The Rice Museum is excited to announce this incredible 400 lb topaz specimen will be on on loan from local collector Gene Meieran through September 2022.
About the specimen: Over 60 years ago, when Gene Meiran was a graduate student at MIT, several large single crystals of topaz were purchased from a mine in Brazil by Alan Caplan, a well-known Brazil specimen collector of the time. These were on display in a Los Angeles gallery and were among nine large topaz crystals purchased by ManLabs, a metallurgical laboratory in Cambridge, MA. All nine crystals were slated to be cut into diffracting crystals and used as x-ray monochromators for x-ray fluorescence analysis machines, some of which were destined for Surveyor lunar moon rock analysis. When Gene saw the large single-crystal specimens, he recognized their exceptional size and quality. He believed that they were too important to be cut into pieces, believing they should be preserved in a museum for everyone to see, enjoy, and perhaps learn a little about the natural world around us.
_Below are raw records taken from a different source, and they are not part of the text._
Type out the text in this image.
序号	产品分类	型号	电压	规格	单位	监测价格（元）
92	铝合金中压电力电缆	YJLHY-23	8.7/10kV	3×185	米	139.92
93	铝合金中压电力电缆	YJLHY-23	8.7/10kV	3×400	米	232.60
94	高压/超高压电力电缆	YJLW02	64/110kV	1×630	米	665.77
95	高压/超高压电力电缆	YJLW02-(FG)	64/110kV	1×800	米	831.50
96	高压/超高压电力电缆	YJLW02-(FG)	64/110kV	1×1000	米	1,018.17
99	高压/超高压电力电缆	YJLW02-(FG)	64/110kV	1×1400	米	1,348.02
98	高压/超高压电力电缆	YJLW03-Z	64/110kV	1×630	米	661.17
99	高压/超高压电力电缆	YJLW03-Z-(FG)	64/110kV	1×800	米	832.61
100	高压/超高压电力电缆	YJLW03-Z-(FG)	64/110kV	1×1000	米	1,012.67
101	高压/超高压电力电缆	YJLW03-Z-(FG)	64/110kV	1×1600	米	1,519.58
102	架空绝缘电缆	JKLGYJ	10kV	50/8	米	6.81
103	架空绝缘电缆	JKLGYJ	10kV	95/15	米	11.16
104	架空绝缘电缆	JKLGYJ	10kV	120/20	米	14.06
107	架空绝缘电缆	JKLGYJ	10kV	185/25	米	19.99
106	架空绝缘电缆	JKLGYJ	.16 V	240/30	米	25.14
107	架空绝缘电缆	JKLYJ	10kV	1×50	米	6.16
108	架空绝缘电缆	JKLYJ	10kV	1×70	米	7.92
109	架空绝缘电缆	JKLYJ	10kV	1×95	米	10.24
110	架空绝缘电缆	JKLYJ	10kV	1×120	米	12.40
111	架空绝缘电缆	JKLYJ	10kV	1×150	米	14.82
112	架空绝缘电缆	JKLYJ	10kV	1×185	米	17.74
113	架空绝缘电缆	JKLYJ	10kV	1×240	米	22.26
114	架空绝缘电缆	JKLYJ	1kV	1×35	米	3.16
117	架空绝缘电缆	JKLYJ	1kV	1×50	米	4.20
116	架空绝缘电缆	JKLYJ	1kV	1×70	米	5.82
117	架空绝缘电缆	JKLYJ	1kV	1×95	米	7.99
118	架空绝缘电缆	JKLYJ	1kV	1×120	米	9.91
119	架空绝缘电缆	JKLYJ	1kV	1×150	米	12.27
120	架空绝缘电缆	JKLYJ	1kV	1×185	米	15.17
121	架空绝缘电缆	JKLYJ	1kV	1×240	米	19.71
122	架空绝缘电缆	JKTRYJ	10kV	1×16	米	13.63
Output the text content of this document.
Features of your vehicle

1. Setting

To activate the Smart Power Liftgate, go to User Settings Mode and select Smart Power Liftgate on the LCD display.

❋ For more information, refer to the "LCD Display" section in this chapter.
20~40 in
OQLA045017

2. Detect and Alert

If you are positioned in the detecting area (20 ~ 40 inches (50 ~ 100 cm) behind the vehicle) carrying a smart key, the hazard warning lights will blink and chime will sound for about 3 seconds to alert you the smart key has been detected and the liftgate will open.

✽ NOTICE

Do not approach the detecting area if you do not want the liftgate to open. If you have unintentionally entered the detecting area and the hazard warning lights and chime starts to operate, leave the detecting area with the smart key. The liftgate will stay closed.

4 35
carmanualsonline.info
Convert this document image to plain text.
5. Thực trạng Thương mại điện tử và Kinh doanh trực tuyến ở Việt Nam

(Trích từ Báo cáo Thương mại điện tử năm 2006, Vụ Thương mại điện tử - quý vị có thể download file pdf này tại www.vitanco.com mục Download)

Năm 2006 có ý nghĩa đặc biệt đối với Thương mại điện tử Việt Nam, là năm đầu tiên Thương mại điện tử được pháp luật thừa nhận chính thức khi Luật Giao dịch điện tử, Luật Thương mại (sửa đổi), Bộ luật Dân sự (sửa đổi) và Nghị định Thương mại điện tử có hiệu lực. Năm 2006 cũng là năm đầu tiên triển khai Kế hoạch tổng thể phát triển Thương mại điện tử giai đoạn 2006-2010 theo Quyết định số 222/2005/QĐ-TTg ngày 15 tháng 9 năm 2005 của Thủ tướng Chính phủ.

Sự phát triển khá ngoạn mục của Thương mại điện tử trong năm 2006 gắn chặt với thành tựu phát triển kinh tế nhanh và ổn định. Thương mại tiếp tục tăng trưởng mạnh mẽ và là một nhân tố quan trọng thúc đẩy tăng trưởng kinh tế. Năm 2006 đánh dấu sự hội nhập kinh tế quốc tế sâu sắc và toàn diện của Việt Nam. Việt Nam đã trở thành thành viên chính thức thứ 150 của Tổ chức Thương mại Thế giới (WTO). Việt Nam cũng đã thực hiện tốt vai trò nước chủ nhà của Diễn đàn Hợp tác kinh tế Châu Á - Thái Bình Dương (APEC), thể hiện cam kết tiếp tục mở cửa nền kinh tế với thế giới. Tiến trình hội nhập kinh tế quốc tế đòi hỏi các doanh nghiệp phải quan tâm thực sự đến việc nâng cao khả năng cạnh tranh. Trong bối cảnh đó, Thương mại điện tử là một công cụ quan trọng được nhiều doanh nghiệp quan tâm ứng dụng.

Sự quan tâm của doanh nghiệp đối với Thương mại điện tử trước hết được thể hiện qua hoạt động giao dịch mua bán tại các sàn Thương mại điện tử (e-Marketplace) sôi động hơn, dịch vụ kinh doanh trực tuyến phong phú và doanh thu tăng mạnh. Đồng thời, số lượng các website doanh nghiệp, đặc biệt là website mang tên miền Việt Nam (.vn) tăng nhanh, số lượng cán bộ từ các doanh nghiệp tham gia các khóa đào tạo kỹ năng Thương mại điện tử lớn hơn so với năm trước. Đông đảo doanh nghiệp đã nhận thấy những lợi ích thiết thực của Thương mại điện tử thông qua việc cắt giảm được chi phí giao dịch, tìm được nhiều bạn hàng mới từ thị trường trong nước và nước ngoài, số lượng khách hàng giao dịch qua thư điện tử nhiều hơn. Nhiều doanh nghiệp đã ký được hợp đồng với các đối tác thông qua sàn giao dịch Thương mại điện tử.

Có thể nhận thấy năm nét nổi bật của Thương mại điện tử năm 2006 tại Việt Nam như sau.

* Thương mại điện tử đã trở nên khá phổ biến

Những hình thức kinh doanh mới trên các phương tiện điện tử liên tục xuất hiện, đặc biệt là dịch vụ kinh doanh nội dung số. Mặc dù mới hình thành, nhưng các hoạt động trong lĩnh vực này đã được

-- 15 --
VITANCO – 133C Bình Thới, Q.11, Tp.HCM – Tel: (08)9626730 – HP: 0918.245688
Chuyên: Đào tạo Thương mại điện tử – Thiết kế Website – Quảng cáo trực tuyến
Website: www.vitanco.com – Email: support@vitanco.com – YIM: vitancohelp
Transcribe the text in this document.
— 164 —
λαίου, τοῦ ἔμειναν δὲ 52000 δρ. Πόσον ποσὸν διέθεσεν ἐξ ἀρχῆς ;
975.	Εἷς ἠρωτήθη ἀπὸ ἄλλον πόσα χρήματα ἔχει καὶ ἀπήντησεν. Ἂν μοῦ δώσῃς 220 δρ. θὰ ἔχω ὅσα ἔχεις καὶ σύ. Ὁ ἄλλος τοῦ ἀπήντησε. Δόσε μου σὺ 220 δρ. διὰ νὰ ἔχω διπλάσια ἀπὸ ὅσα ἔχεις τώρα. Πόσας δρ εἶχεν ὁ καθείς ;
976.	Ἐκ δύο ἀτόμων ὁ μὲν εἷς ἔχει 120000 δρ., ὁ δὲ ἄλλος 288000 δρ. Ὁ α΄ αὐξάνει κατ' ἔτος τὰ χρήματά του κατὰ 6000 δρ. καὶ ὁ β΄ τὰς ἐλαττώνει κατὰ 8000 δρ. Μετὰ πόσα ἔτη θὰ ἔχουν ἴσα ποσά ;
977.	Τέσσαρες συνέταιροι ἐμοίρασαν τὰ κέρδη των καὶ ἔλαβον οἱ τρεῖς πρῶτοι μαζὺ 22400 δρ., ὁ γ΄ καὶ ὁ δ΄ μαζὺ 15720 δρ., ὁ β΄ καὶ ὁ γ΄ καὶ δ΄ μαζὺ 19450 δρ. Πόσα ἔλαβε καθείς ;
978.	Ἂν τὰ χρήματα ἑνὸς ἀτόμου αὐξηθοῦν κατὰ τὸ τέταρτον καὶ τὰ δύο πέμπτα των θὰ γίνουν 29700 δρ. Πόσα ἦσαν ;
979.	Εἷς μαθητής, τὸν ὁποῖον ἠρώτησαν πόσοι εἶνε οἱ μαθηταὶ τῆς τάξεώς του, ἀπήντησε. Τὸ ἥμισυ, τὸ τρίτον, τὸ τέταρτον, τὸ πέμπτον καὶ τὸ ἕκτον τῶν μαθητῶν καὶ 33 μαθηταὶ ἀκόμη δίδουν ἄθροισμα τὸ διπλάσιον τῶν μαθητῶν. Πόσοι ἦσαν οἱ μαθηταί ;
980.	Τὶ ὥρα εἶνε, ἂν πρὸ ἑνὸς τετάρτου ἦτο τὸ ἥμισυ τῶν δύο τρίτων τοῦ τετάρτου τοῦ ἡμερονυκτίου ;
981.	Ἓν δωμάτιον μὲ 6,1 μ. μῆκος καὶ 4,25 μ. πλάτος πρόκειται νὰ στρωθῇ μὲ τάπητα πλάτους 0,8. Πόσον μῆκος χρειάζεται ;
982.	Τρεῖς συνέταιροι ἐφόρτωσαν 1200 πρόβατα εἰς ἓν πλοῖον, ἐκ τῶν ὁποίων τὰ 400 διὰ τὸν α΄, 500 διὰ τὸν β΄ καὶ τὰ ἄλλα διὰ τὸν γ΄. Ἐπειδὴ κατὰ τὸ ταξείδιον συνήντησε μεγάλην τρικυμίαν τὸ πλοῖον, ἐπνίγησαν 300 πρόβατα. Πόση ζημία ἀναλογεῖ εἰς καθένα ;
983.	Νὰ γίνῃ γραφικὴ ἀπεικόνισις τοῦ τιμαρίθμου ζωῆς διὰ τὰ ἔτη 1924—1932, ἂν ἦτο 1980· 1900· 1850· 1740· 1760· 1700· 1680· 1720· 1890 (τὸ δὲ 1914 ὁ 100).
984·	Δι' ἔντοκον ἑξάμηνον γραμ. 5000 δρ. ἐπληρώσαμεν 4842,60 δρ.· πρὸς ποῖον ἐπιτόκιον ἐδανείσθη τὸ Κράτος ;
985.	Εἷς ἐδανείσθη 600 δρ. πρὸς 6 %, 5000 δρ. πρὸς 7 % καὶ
So he persuaded the President of ManLabs to preserve the few that remained uncut. Two were loaned to the Smithsonian, where they remained on display next to the Hope Diamond for years before eventually being donated. And a third uncut crystal was donated to the Harvard Mineral Museum.
Fifty years after they were originally put on display, a similar large topaz found in Brazil was offered to Gene, and, still inspired by the memory of the three crystals he saved, he decided to purchase this one for his collection. It was an easy decision, although it is about 400 lbs.